La Fontaine, Jean de.(1692)Fables choisies, mises en vers« Livre premier. — XVI. La mort et le Buscheron. »p. 60
XVI.
La mort et le Buscheron.
Un Malheureux appelloit tous les jours
La mort à son secours.
O mort, luy disoit-il, que tu me sembles belle !
Vien viste, vien finir ma fortune cruelle.
La mort crut, en venant, l’obliger en effet.
Elle frappe à sa porte, elle entre, elle se montre.
Que vois-je ! cria-t-il, ostez-moy cet objet ;
Qu’il est hideux ! que sa rencontre
Me cause d’horreur et d’effroy !
N’approche pas, ô mort, ô mort, retire-toy.
Mecenas fut un galand homme :
Il a dit quelque part : Qu’on me rende impotent,
Cu de jatte, gouteux, manchot, pourveu qu’en somme
Je vive, c’est assez, je suis plus que content.
Ne vien jamais ô mort, on [t]’en dit tout autant.

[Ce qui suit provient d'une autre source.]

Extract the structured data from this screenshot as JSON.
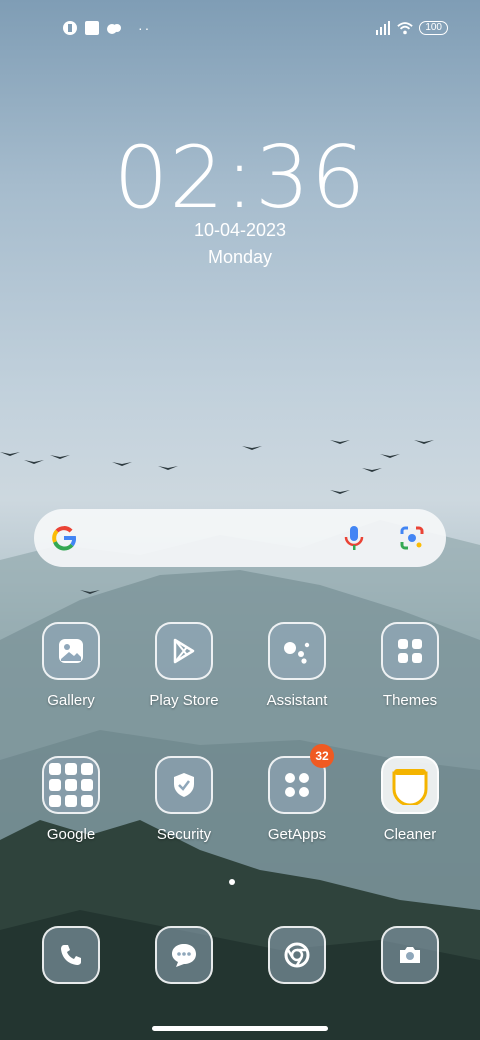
{
  "status": {
    "left_icons": [
      "notification-icon",
      "square-icon",
      "cloud-icon"
    ],
    "dots": "··",
    "battery": "100"
  },
  "lock": {
    "time": "02:36",
    "date": "10-04-2023",
    "day": "Monday"
  },
  "search": {
    "icons": [
      "google-g-icon",
      "microphone-icon",
      "lens-camera-icon"
    ]
  },
  "apps": [
    {
      "label": "Gallery"
    },
    {
      "label": "Play Store"
    },
    {
      "label": "Assistant"
    },
    {
      "label": "Themes"
    },
    {
      "label": "Google"
    },
    {
      "label": "Security"
    },
    {
      "label": "GetApps",
      "badge": "32"
    },
    {
      "label": "Cleaner"
    }
  ],
  "dock": [
    "phone-icon",
    "messages-icon",
    "chrome-icon",
    "camera-icon"
  ],
  "colors": {
    "badge": "#f05a22",
    "google_blue": "#4285f4",
    "google_red": "#ea4335",
    "google_yellow": "#fbbc05",
    "google_green": "#34a853"
  }
}
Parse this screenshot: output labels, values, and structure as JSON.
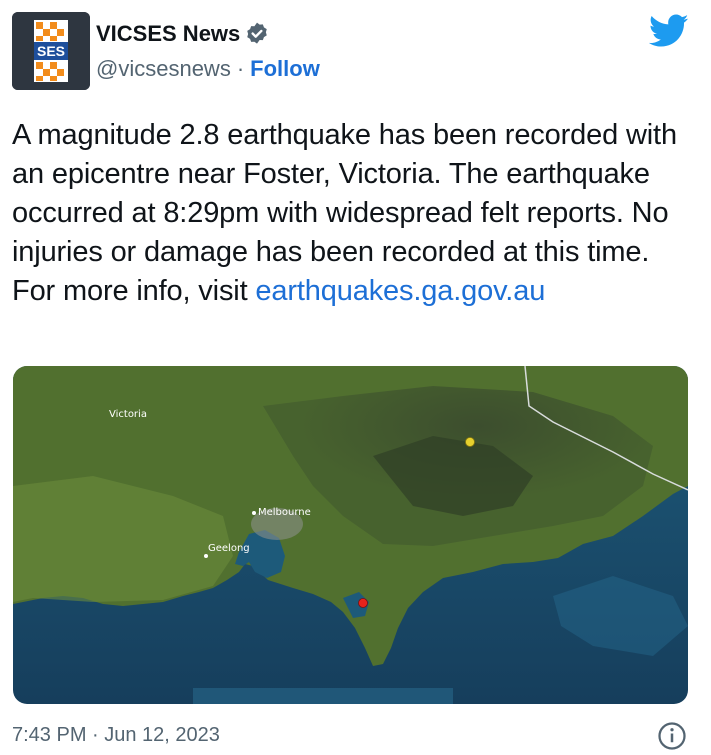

Ce sujet a esté traité d’une autre façon par Esope, comme la
Fable suivante le fera voir. Je composay celle-cy pour une raison qui me contraignoit de
rendre la chose ainsi generale. Mais quelqu’un me fit connoistre que j’eusse beaucoup
mieux fait de suivre▶ mon original, et que je laissois passer un des plus beaux traits
qui fust dans Esope. Cela m’obligea d’y avoir recours. Nous ne sçaurions aller plus
avant que les Anciens : ils ne nous ont laissé pour nostre part que la gloire de les
bien ◀suivre. Je joints toutefois ma Fable à celle d’Esope : non que la mienne le
merite : mais à cause du mot de Mecenas que j’y fais entrer, et qui est si beau et si à
propos que je n’ay pas cru le devoir omettre.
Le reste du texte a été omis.